Not Just Another Welfare Queen
I did not plan to become a parent at sixteen and it has not been easy, emotionally or financially, but I do not have any regrets. Being a mother is the greatest role in my life. People have no idea how difficult and all-consuming being a parent is, particularly, a single, poor one. The right wing and the media have been in cahoots for decades in their efforts to stigmatize African American single mothers as lazy, unstable and responsible for passing on a culture of poverty from one generation to the next and those stereotypes are not true. What is true is that African American mothers in this country have juggled work and children for decades before it became socially acceptable, sometime neglecting their own physical and mental health in order to keep their children clothed, housed and fed. Although I do not have material wealth to spend on my children, I love them fiercely and am doing my best to raise them to be strong, productive members of society. As a mother, that is the least I can do.
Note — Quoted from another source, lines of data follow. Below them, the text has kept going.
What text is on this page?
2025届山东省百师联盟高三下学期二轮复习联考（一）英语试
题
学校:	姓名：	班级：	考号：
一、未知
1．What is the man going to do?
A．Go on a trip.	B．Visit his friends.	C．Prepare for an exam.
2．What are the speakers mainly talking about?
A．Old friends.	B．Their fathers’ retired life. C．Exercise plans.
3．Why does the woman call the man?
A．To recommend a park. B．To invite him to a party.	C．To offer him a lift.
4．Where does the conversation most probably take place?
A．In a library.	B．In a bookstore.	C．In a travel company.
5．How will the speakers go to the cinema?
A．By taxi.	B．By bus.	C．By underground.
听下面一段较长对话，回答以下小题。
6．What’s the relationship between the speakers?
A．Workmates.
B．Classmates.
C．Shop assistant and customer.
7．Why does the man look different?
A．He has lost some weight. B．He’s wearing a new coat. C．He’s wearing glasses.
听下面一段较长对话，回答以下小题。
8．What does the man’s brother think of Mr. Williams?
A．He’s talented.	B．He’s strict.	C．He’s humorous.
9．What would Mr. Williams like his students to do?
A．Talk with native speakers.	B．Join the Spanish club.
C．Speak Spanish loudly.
If I did not have children, there is no way I would have dealt with the welfare system as long as I did. But when you have children, a mother has to make sacrifices, sometimes swallowing her pride and going to the public aid office to apply for food stamps and cash assistance. By signing the Personal Responsibility contract in return for public assistance, a welfare recipient in essence signs her rights to being an adult away. Recipients must attend job training classes in which individuals must work for their cash. Obtaining an education is not a factor and I found this out the hard way.